Bloß weil etwas theoretisch berechenbar ist, heißt das noch lange nicht, dass es auch praktisch berechnet werden kann. Es gibt verschiedene Hürden, mit denen sich in der Theoretischen Informatik die Komplexitätstheorie beschäftigt. Keine Sorge: Wir werden da nicht tief eintauchen. Die wesentlichen Grundlagen haben wir schon in der zweiten Folge gelegt.

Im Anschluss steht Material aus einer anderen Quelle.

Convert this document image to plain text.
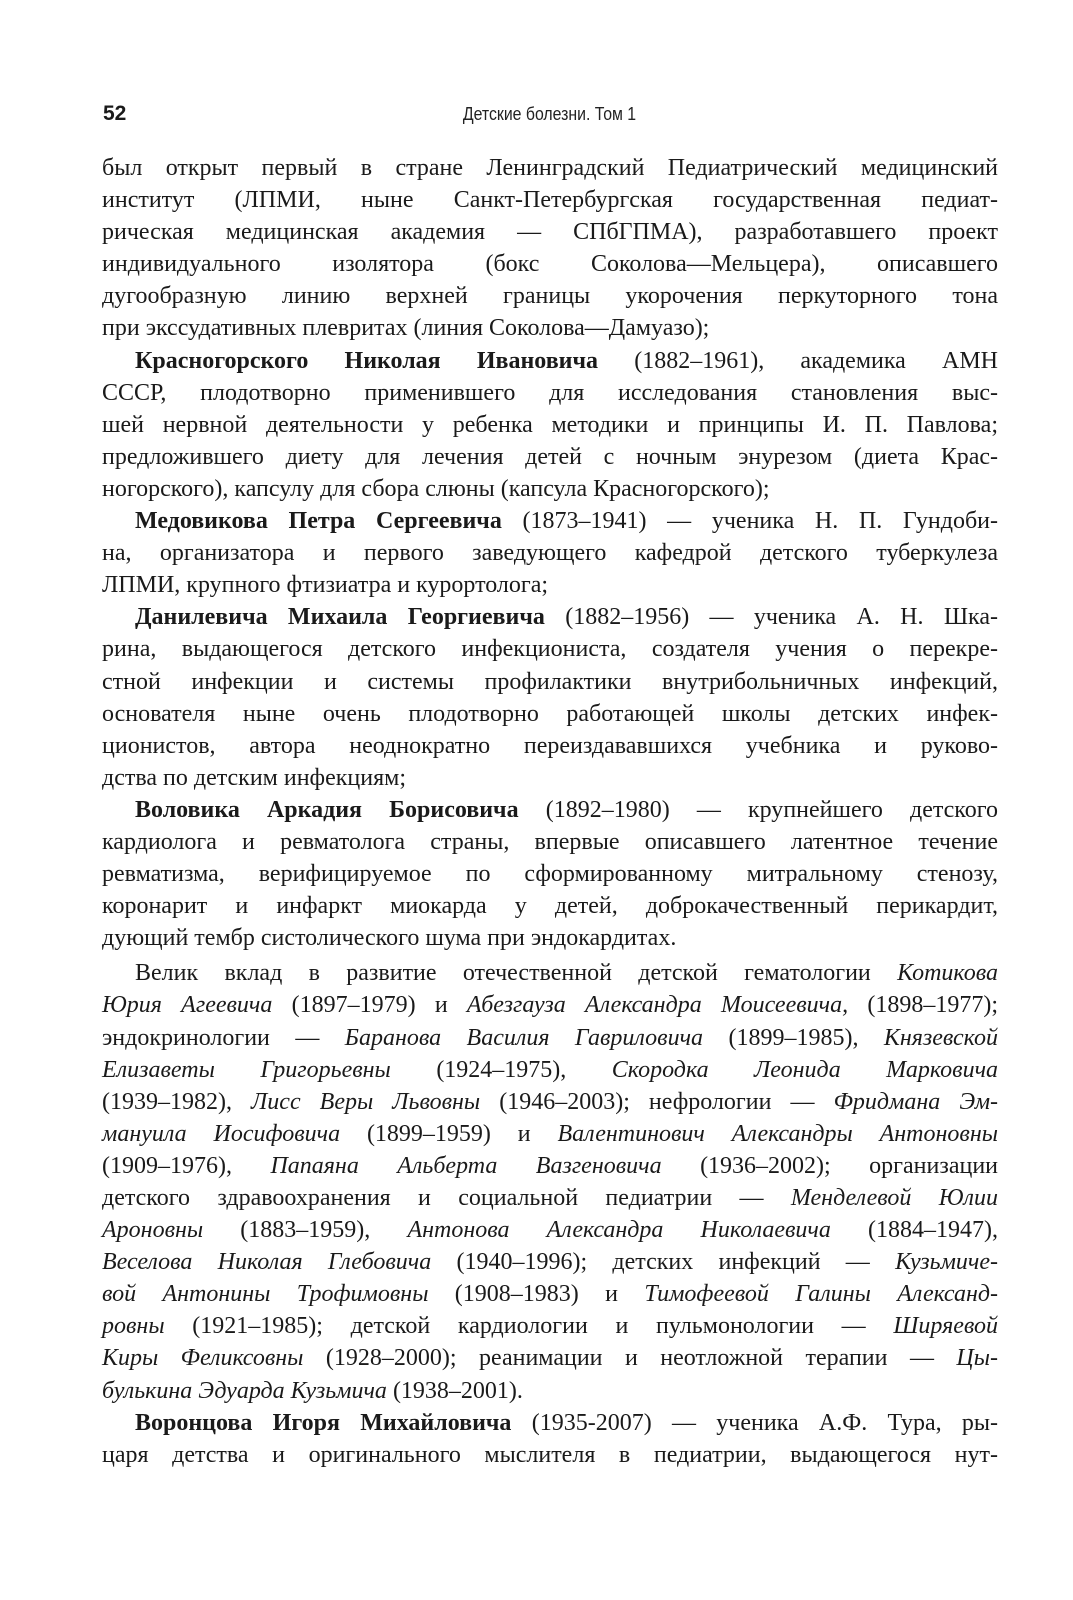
52	Детские болезни. Том 1
был открыт первый в стране Ленинградский Педиатрический медицинский
институт (ЛПМИ, ныне Санкт-Петербургская государственная педиат-
рическая медицинская академия — СПбГПМА), разработавшего проект
индивидуального изолятора (бокс Соколова—Мельцера), описавшего
дугообразную линию верхней границы укорочения перкуторного тона
при экссудативных плевритах (линия Соколова—Дамуазо);
Красногорского Николая Ивановича (1882–1961), академика АМН
СССР, плодотворно применившего для исследования становления выс-
шей нервной деятельности у ребенка методики и принципы И. П. Павлова;
предложившего диету для лечения детей с ночным энурезом (диета Крас-
ногорского), капсулу для сбора слюны (капсула Красногорского);
Медовикова Петра Сергеевича (1873–1941) — ученика Н. П. Гундоби-
на, организатора и первого заведующего кафедрой детского туберкулеза
ЛПМИ, крупного фтизиатра и курортолога;
Данилевича Михаила Георгиевича (1882–1956) — ученика А. Н. Шка-
рина, выдающегося детского инфекциониста, создателя учения о перекре-
стной инфекции и системы профилактики внутрибольничных инфекций,
основателя ныне очень плодотворно работающей школы детских инфек-
ционистов, автора неоднократно переиздававшихся учебника и руково-
дства по детским инфекциям;
Воловика Аркадия Борисовича (1892–1980) — крупнейшего детского
кардиолога и ревматолога страны, впервые описавшего латентное течение
ревматизма, верифицируемое по сформированному митральному стенозу,
коронарит и инфаркт миокарда у детей, доброкачественный перикардит,
дующий тембр систолического шума при эндокардитах.
Велик вклад в развитие отечественной детской гематологии Котикова
Юрия Агеевича (1897–1979) и Абезгауза Александра Моисеевича, (1898–1977);
эндокринологии — Баранова Василия Гавриловича (1899–1985), Князевской
Елизаветы Григорьевны (1924–1975), Скородка Леонида Марковича
(1939–1982), Лисс Веры Львовны (1946–2003); нефрологии — Фридмана Эм-
мануила Иосифовича (1899–1959) и Валентинович Александры Антоновны
(1909–1976), Папаяна Альберта Вазгеновича (1936–2002); организации
детского здравоохранения и социальной педиатрии — Менделевой Юлии
Ароновны (1883–1959), Антонова Александра Николаевича (1884–1947),
Веселова Николая Глебовича (1940–1996); детских инфекций — Кузьмиче-
вой Антонины Трофимовны (1908–1983) и Тимофеевой Галины Александ-
ровны (1921–1985); детской кардиологии и пульмонологии — Ширяевой
Киры Феликсовны (1928–2000); реанимации и неотложной терапии — Цы-
булькина Эдуарда Кузьмича (1938–2001).
Воронцова Игоря Михайловича (1935-2007) — ученика А.Ф. Тура, ры-
царя детства и оригинального мыслителя в педиатрии, выдающегося нут-
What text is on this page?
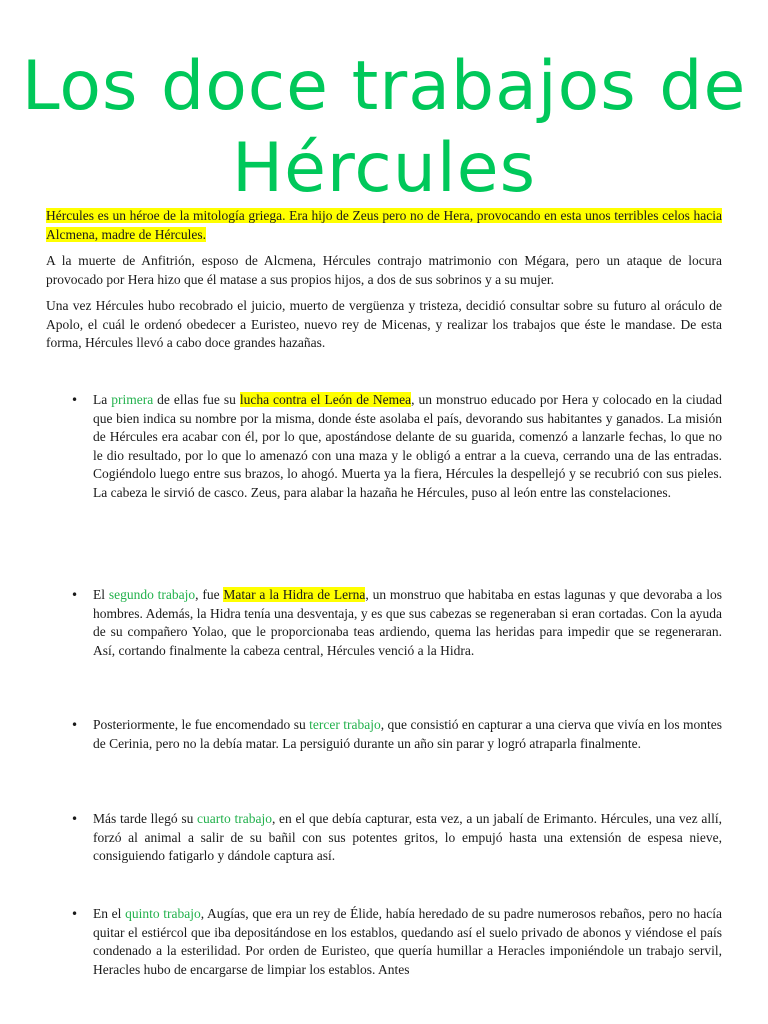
Los doce trabajos de Hércules
Hércules es un héroe de la mitología griega. Era hijo de Zeus pero no de Hera, provocando en esta unos terribles celos hacia Alcmena, madre de Hércules.
A la muerte de Anfitrión, esposo de Alcmena, Hércules contrajo matrimonio con Mégara, pero un ataque de locura provocado por Hera hizo que él matase a sus propios hijos, a dos de sus sobrinos y a su mujer.
Una vez Hércules hubo recobrado el juicio, muerto de vergüenza y tristeza, decidió consultar sobre su futuro al oráculo de Apolo, el cuál le ordenó obedecer a Euristeo, nuevo rey de Micenas, y realizar los trabajos que éste le mandase. De esta forma, Hércules llevó a cabo doce grandes hazañas.
• La primera de ellas fue su lucha contra el León de Nemea, un monstruo educado por Hera y colocado en la ciudad que bien indica su nombre por la misma, donde éste asolaba el país, devorando sus habitantes y ganados. La misión de Hércules era acabar con él, por lo que, apostándose delante de su guarida, comenzó a lanzarle fechas, lo que no le dio resultado, por lo que lo amenazó con una maza y le obligó a entrar a la cueva, cerrando una de las entradas. Cogiéndolo luego entre sus brazos, lo ahogó. Muerta ya la fiera, Hércules la despellejó y se recubrió con sus pieles. La cabeza le sirvió de casco. Zeus, para alabar la hazaña he Hércules, puso al león entre las constelaciones.
• El segundo trabajo, fue Matar a la Hidra de Lerna, un monstruo que habitaba en estas lagunas y que devoraba a los hombres. Además, la Hidra tenía una desventaja, y es que sus cabezas se regeneraban si eran cortadas. Con la ayuda de su compañero Yolao, que le proporcionaba teas ardiendo, quema las heridas para impedir que se regeneraran. Así, cortando finalmente la cabeza central, Hércules venció a la Hidra.
• Posteriormente, le fue encomendado su tercer trabajo, que consistió en capturar a una cierva que vivía en los montes de Cerinia, pero no la debía matar. La persiguió durante un año sin parar y logró atraparla finalmente.
• Más tarde llegó su cuarto trabajo, en el que debía capturar, esta vez, a un jabalí de Erimanto. Hércules, una vez allí, forzó al animal a salir de su bañil con sus potentes gritos, lo empujó hasta una extensión de espesa nieve, consiguiendo fatigarlo y dándole captura así.
• En el quinto trabajo, Augías, que era un rey de Élide, había heredado de su padre numerosos rebaños, pero no hacía quitar el estiércol que iba depositándose en los establos, quedando así el suelo privado de abonos y viéndose el país condenado a la esterilidad. Por orden de Euristeo, que quería humillar a Heracles imponiéndole un trabajo servil, Heracles hubo de encargarse de limpiar los establos. Antes
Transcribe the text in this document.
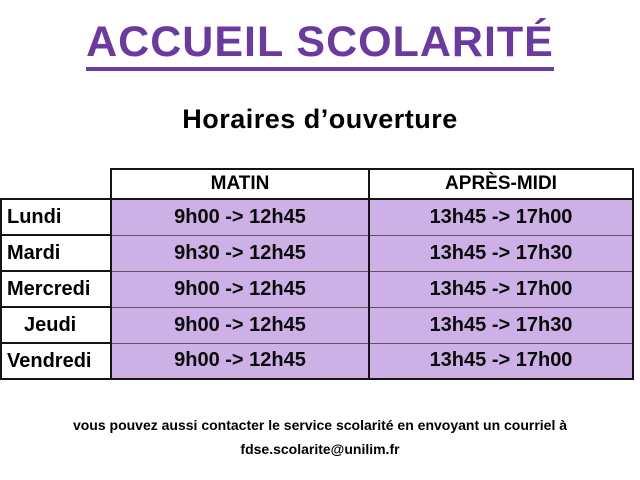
ACCUEIL SCOLARITÉ
Horaires d’ouverture
	MATIN	APRÈS-MIDI
Lundi	9h00 -> 12h45	13h45 -> 17h00
Mardi	9h30 -> 12h45	13h45 -> 17h30
Mercredi	9h00 -> 12h45	13h45 -> 17h00
Jeudi	9h00 -> 12h45	13h45 -> 17h30
Vendredi	9h00 -> 12h45	13h45 -> 17h00
vous pouvez aussi contacter le service scolarité en envoyant un courriel à
fdse.scolarite@unilim.fr
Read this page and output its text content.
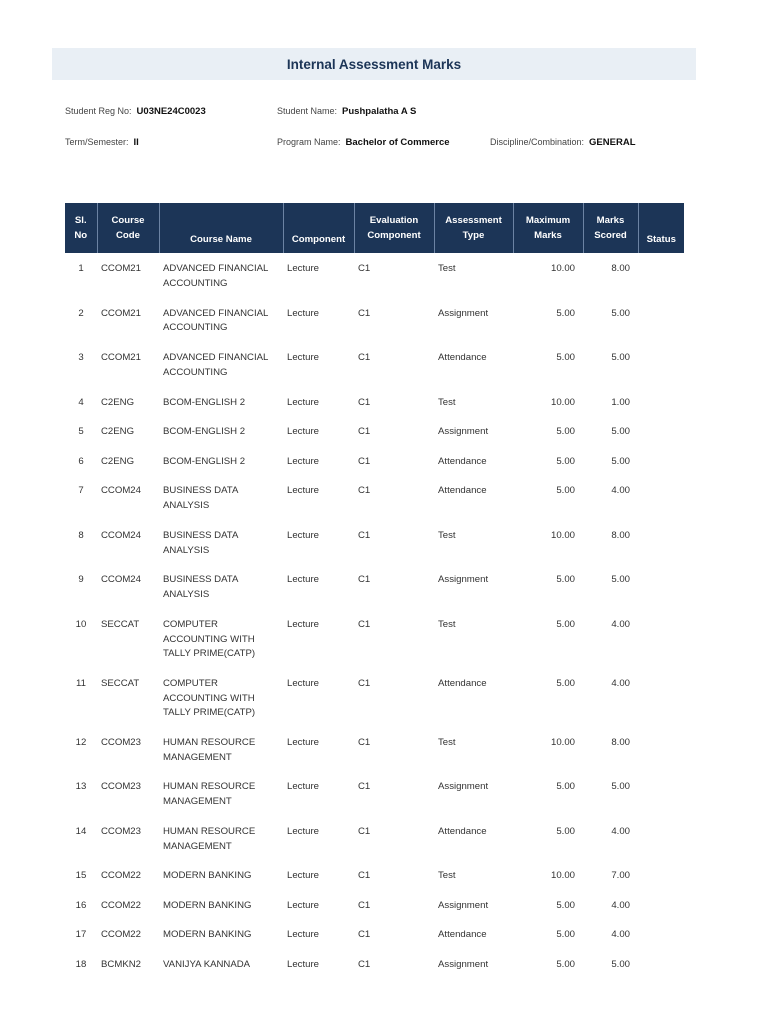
Internal Assessment Marks
Student Reg No: U03NE24C0023	Student Name: Pushpalatha A S
Term/Semester: II	Program Name: Bachelor of Commerce	Discipline/Combination: GENERAL
Sl. No	Course Code	Course Name	Component	Evaluation Component	Assessment Type	Maximum Marks	Marks Scored	Status
1	CCOM21	ADVANCED FINANCIAL ACCOUNTING	Lecture	C1	Test	10.00	8.00	
2	CCOM21	ADVANCED FINANCIAL ACCOUNTING	Lecture	C1	Assignment	5.00	5.00	
3	CCOM21	ADVANCED FINANCIAL ACCOUNTING	Lecture	C1	Attendance	5.00	5.00	
4	C2ENG	BCOM-ENGLISH 2	Lecture	C1	Test	10.00	1.00	
5	C2ENG	BCOM-ENGLISH 2	Lecture	C1	Assignment	5.00	5.00	
6	C2ENG	BCOM-ENGLISH 2	Lecture	C1	Attendance	5.00	5.00	
7	CCOM24	BUSINESS DATA ANALYSIS	Lecture	C1	Attendance	5.00	4.00	
8	CCOM24	BUSINESS DATA ANALYSIS	Lecture	C1	Test	10.00	8.00	
9	CCOM24	BUSINESS DATA ANALYSIS	Lecture	C1	Assignment	5.00	5.00	
10	SECCAT	COMPUTER ACCOUNTING WITH TALLY PRIME(CATP)	Lecture	C1	Test	5.00	4.00	
11	SECCAT	COMPUTER ACCOUNTING WITH TALLY PRIME(CATP)	Lecture	C1	Attendance	5.00	4.00	
12	CCOM23	HUMAN RESOURCE MANAGEMENT	Lecture	C1	Test	10.00	8.00	
13	CCOM23	HUMAN RESOURCE MANAGEMENT	Lecture	C1	Assignment	5.00	5.00	
14	CCOM23	HUMAN RESOURCE MANAGEMENT	Lecture	C1	Attendance	5.00	4.00	
15	CCOM22	MODERN BANKING	Lecture	C1	Test	10.00	7.00	
16	CCOM22	MODERN BANKING	Lecture	C1	Assignment	5.00	4.00	
17	CCOM22	MODERN BANKING	Lecture	C1	Attendance	5.00	4.00	
18	BCMKN2	VANIJYA KANNADA	Lecture	C1	Assignment	5.00	5.00	
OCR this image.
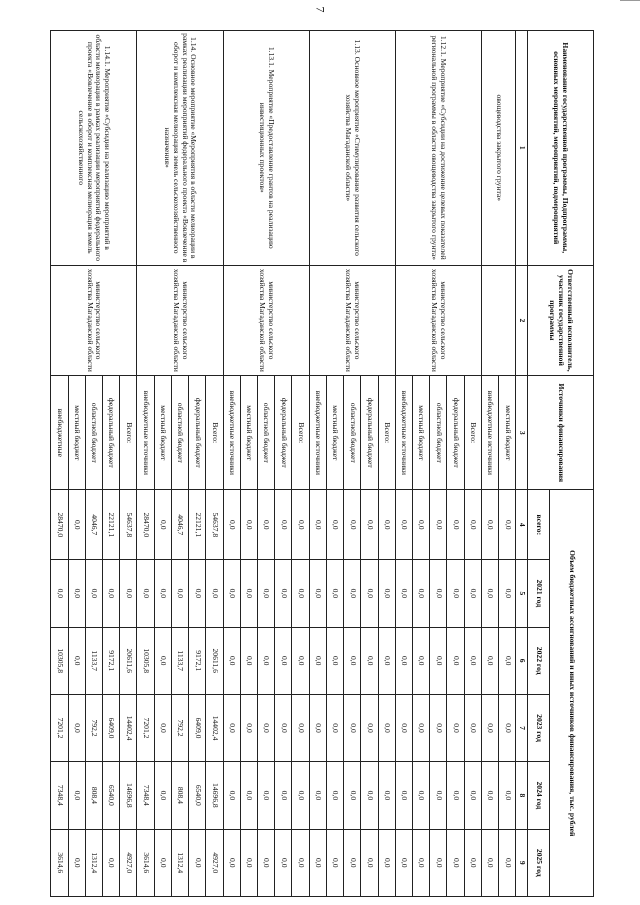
7
Наименование государственной программы, Подпрограммы, основных мероприятий, мероприятий, подмероприятий	Ответственный исполнитель, участник государственной программы	Источники финансирования	Объем бюджетных ассигнований и иных источников финансирования, тыс. рублей					
			всего:	2021 год	2022 год	2023 год	2024 год	2025 год
1	2	3	4	5	6	7	8	9
овощеводства закрытого грунта»		местный бюджет	0,0	0,0	0,0	0,0	0,0	0,0
		внебюджетные источники	0,0	0,0	0,0	0,0	0,0	0,0
1.12.1. Мероприятие «Субсидии на достижение целевых показателей региональной программы в области овощеводства закрытого грунта»	министерство сельского хозяйства Магаданской области	Всего:	0,0	0,0	0,0	0,0	0,0	0,0
		федеральный бюджет	0,0	0,0	0,0	0,0	0,0	0,0
		областной бюджет	0,0	0,0	0,0	0,0	0,0	0,0
		местный бюджет	0,0	0,0	0,0	0,0	0,0	0,0
		внебюджетные источники	0,0	0,0	0,0	0,0	0,0	0,0
1.13. Основное мероприятие «Стимулирование развития сельского хозяйства Магаданской области»	министерство сельского хозяйства Магаданской области	Всего:	0,0	0,0	0,0	0,0	0,0	0,0
		федеральный бюджет	0,0	0,0	0,0	0,0	0,0	0,0
		областной бюджет	0,0	0,0	0,0	0,0	0,0	0,0
		местный бюджет	0,0	0,0	0,0	0,0	0,0	0,0
		внебюджетные источники	0,0	0,0	0,0	0,0	0,0	0,0
1.13.1. Мероприятие «Предоставление грантов на реализацию инвестиционных проектов»	министерство сельского хозяйства Магаданской области	Всего:	0,0	0,0	0,0	0,0	0,0	0,0
		федеральный бюджет	0,0	0,0	0,0	0,0	0,0	0,0
		областной бюджет	0,0	0,0	0,0	0,0	0,0	0,0
		местный бюджет	0,0	0,0	0,0	0,0	0,0	0,0
		внебюджетные источники	0,0	0,0	0,0	0,0	0,0	0,0
1.14. Основное мероприятие «Мероприятия в области мелиорации в рамках реализации мероприятий федерального проекта «Вовлечение в оборот и комплексная мелиорация земель сельскохозяйственного назначения»	министерство сельского хозяйства Магаданской области	Всего:	54637,8	0,0	20611,6	14402,4	14696,8	4927,0
		федеральный бюджет	22121,1	0,0	9172,1	6409,0	6540,0	0,0
		областной бюджет	4046,7	0,0	1133,7	792,2	808,4	1312,4
		местный бюджет	0,0	0,0	0,0	0,0	0,0	0,0
		внебюджетные источники	28470,0	0,0	10305,8	7201,2	7348,4	3614,6
1.14.1. Мероприятие «Субсидии на реализацию мероприятий в области мелиорации в рамках реализации мероприятий федерального проекта «Вовлечение в оборот и комплексная мелиорация земель сельскохозяйственного	министерство сельского хозяйства Магаданской области	Всего:	54637,8	0,0	20611,6	14402,4	14696,8	4927,0
		федеральный бюджет	22121,1	0,0	9172,1	6409,0	6540,0	0,0
		областной бюджет	4046,7	0,0	1133,7	792,2	808,4	1312,4
		местный бюджет	0,0	0,0	0,0	0,0	0,0	0,0
		внебюджетные	28470,0	0,0	10305,8	7201,2	7348,4	3614,6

Eine terminierende Turing-Maschine unternimmt immer nur endlich viele Schritte und verwendet nur endlich viel Speicherplatz auf dem Band. Später führte ich die linearen Automaten ein: Turing-Maschinen, die linear proportional viel Speicher in Relation zur Länge ihres Inputs benötigen. Und ich erwähnte, dass dies eine schärfere Randbedingung sei als "endlich, aber ausreichend viel Speicher": Algorithmen, deren Speicherbedarf quadratisch mit der Input-Länge wächst, sind hier nämlich raus.

Ein weiterer Tipp versteckte sich in der Aussage, dass für alle Computer gilt: Sie sind zu langsam und der Speicher ist zu klein; man weiß nur nicht, was zuerst kneift.

Die Komplexitätstheorie misst die Schwierigkeit von Aufgaben daran, wie viele Rechenschritte und Speicherplatz sie in Abhängigkeit von der Problemgröße N haben. Wenn sich Zeitaufwand oder Speicherbedarf verdoppeln, wenn sich N verdoppelt – also proportional entwickelt -, haben wir lineare Komplexität oder Aufwand in Zeit oder Speicher.

Leider hat fast alles, was Spaß macht oder von besonderem Interesse ist, einen überproportionalen Aufwand. Quadratischer Aufwand kann bei großem N durchaus unangenehm werden, höhere Potenzen natürlich noch schneller. Und kombinatorisch oder exponentiell explodierender Aufwand beschränkt einen in der Regel auf Trivialprobleme.

Mit etwas Glück lässt sich im Algorithmendesign Speicheraufwand und Zeitaufwand gegeneinander tauschen und so vielleicht bis zu höheren N vordringen. Aber hier dreht die Praxis der Theorie gelegentlich eine lange Nase: Theoretisch optimale Algorithmen mit komplexen verpointerten Datenstrukturen besitzen eine geringe Speicherlokalität; das führt zu Cache Misses und Page-ins.

Für praktische Problemgrößen sind tumbe Algorithmen mit hoher Speicherlokalität trotz schlechterer Aufwandsklasse manchmal deutlich schneller. Wie auch immer: Bei irgendeinem N wird bei nicht linearen Problemen der Zusatzaufwand zum Erreichen von N+1 schmerzhaft.

Das war übrigens einer der Gründe, warum symbolische KI in den 1980er Jahren gescheitert ist: Reasoning-Aufwand explodiert kombinatorisch. Ein weiterer Grund war – wie heute bei LLMs – der explodierende Aufwand für die Kuratierung qualifizierten Expertenwissens. Denn symbolische KI benötigte dies wegen des Anspruchs der Nachvollziehbarkeit, Erklärfähigkeit und Verlässlichkeit in einer strikt logischen und fehlerfreien Form und Qualität. Und dann ist da noch das Over-Promising: die fantastischen Zukunftsversprechen, die nicht eingelöst werden konnten – déjà vu.

Sind die optimalen Aufwandsklassen durch Algorithmendesign erreicht, bleibt als letzte Möglichkeit die massive Parallelisierung der Berechnungen, um den lösbaren Problemumfang zu steigern.

Und das ist nun der eigentliche Trick der KNN: eine extreme Parallelisierung auf Kosten der Nachvollziehbarkeit, Erklärfähigkeit sowie Verlässlichkeit, unter Einsatz exzessiver Ressourcen.

Aber selbst bei dem einfachen GoL-Problem der Studie haben wir gesehen: Sowohl die notwendige Größe als auch die notwendige Menge an Trainingsmaterial – und damit Trainingszeit! – explodieren mit der Problemkomplexität. Auch der Wert der Verlustfunktion, ab dem eine Lösung akzeptiert wird, muss nach oben angepasst werden. Damit steigt zwingend die Fehlerrate im Einsatz.